When do we consider the ultimate destination of the stuff we buy? For example, can your bike be recycled? Or does it go to a landfill? I haven’t thought too hard about these things until recently, and I own some stuff whose only current path is to the trash heap. I therefore owe them a duty of care and service that will put that eventuality off as long as possible.
I was talking with a friend of mine recently who is a scientist working on hazardous site cleanups, and she was saying that a lot of her work these days is in mitigating forever chemicals, PFCs and PFAS. These are chemicals that just don’t break down. They have to be filtered and sequestered to keep from entering the water system.
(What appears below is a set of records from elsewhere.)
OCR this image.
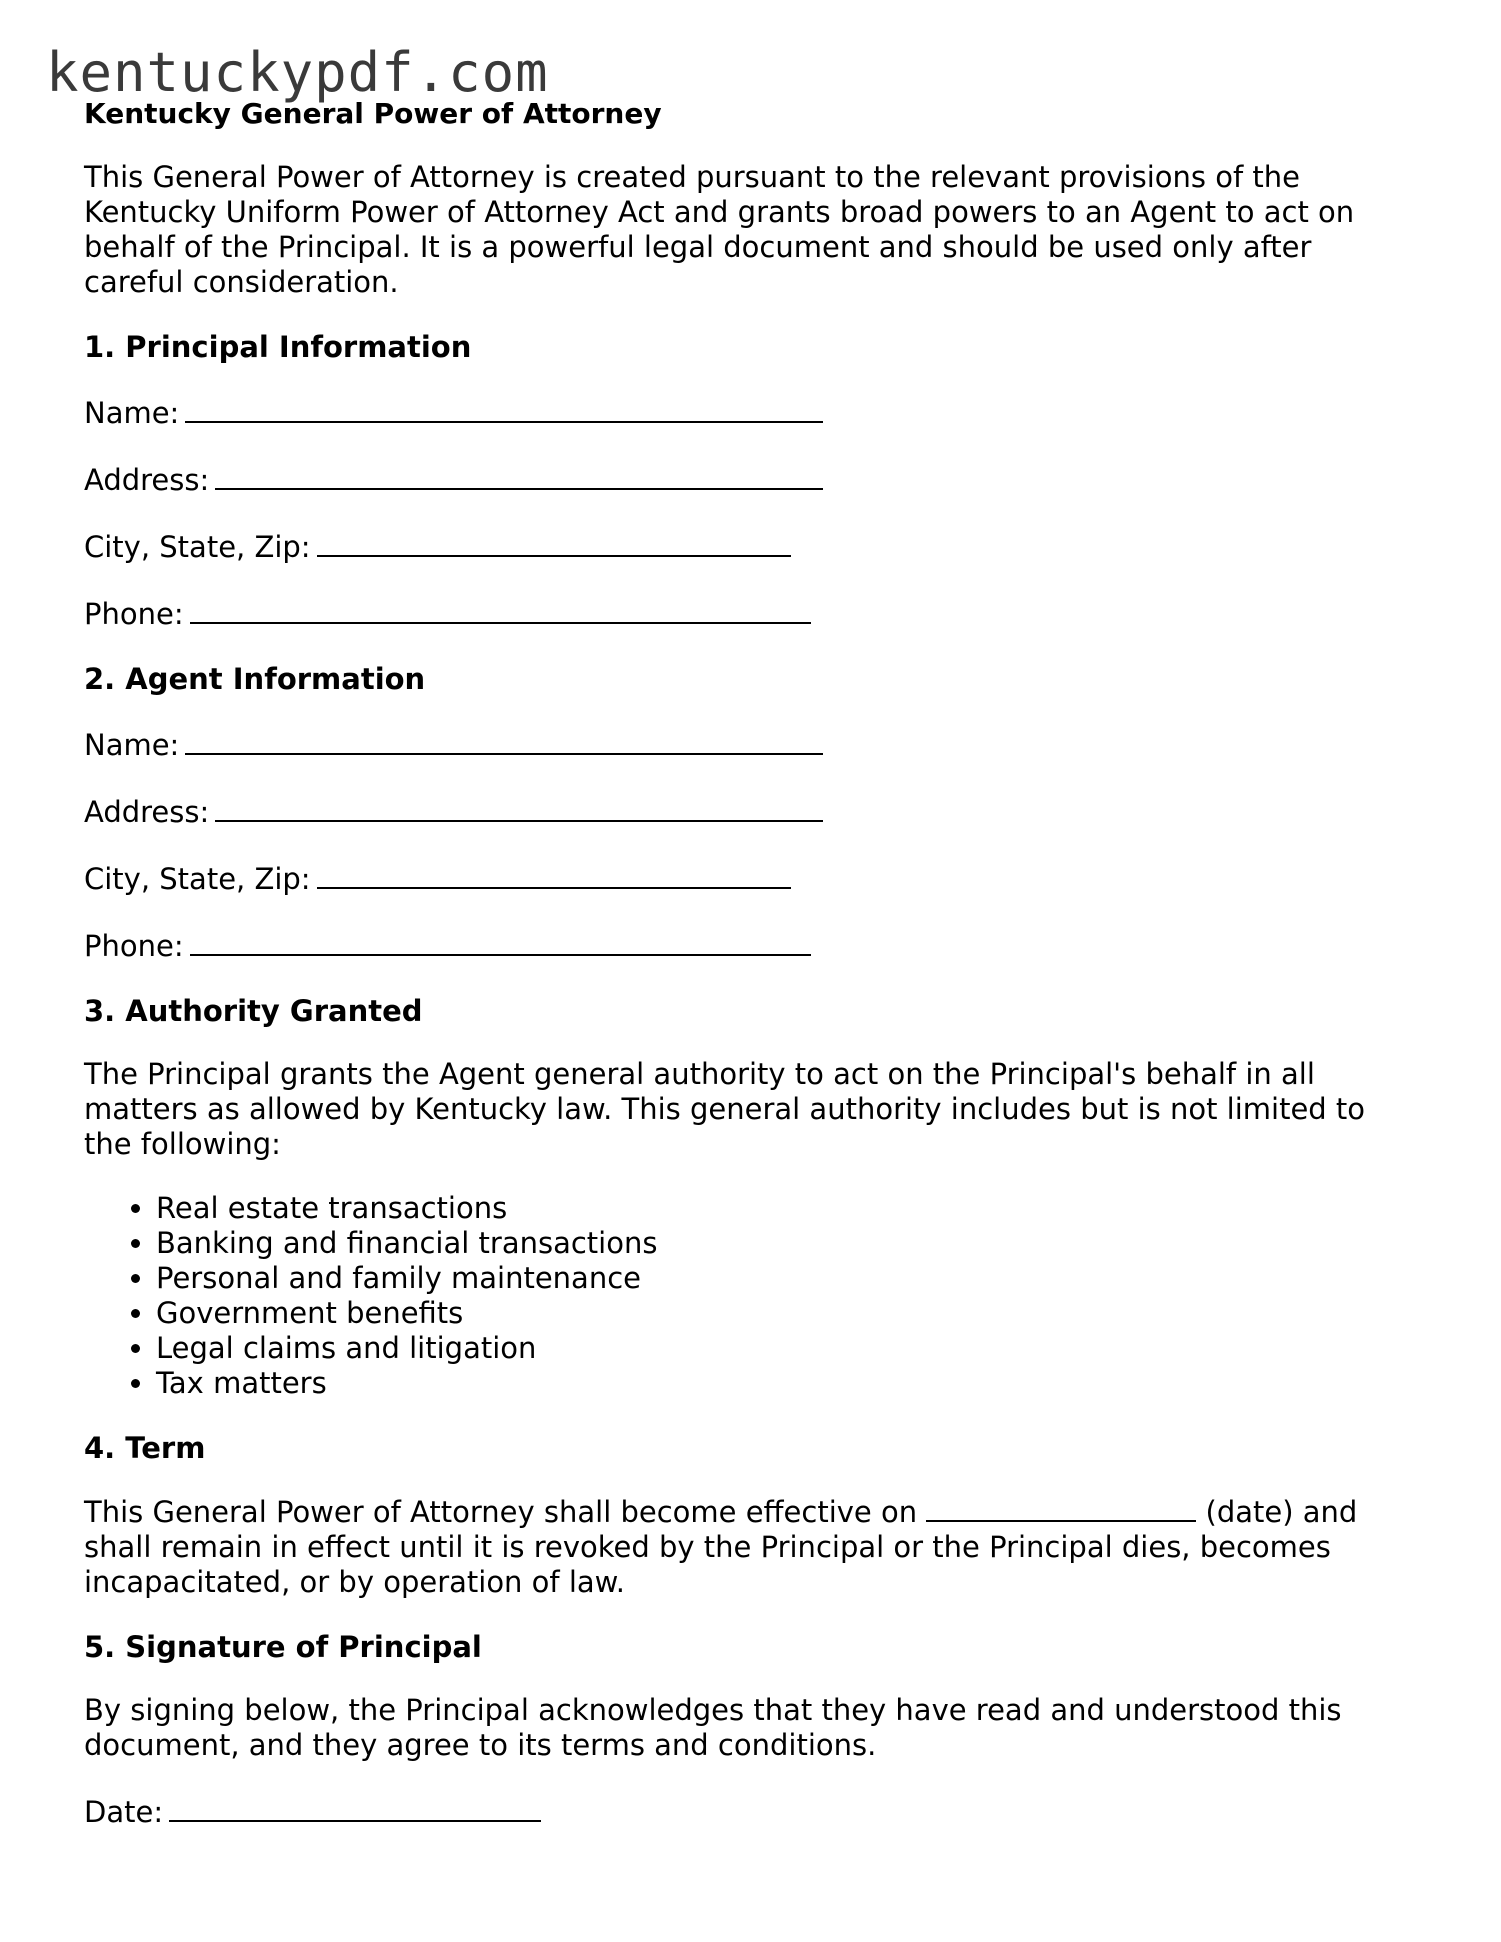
kentuckypdf.com
Kentucky General Power of Attorney

This General Power of Attorney is created pursuant to the relevant provisions of the Kentucky Uniform Power of Attorney Act and grants broad powers to an Agent to act on behalf of the Principal. It is a powerful legal document and should be used only after careful consideration.

1. Principal Information
Name:
Address:
City, State, Zip:
Phone:
2. Agent Information
Name:
Address:
City, State, Zip:
Phone:
3. Authority Granted

The Principal grants the Agent general authority to act on the Principal's behalf in all matters as allowed by Kentucky law. This general authority includes but is not limited to the following:

• Real estate transactions
• Banking and financial transactions
• Personal and family maintenance
• Government benefits
• Legal claims and litigation
• Tax matters
4. Term

This General Power of Attorney shall become effective on	(date) and shall remain in effect until it is revoked by the Principal or the Principal dies, becomes incapacitated, or by operation of law.

5. Signature of Principal

By signing below, the Principal acknowledges that they have read and understood this document, and they agree to its terms and conditions.

Date:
These chemicals are in every piece of waterproof gear you own (with the possible exception of Patagonia stuff, which uses a new chemical that is currently thought to be better than PFAS).
This was fascinating to me, because I think of myself, as a cyclist and outdoors person, as an environmentalist by extension, but my buying habits might not back that self-perception up, and that just brings me back to ideas of durability and sustainability and wondering if now isn’t the time (actually, probably 50 years ago was the time, but…) to reassess what I’m buying, how I’m going about my favorite activities, to bring it in line with my values.
Do you think about these things? What, if anything, about the consumption side of the cycling ledger bugs you?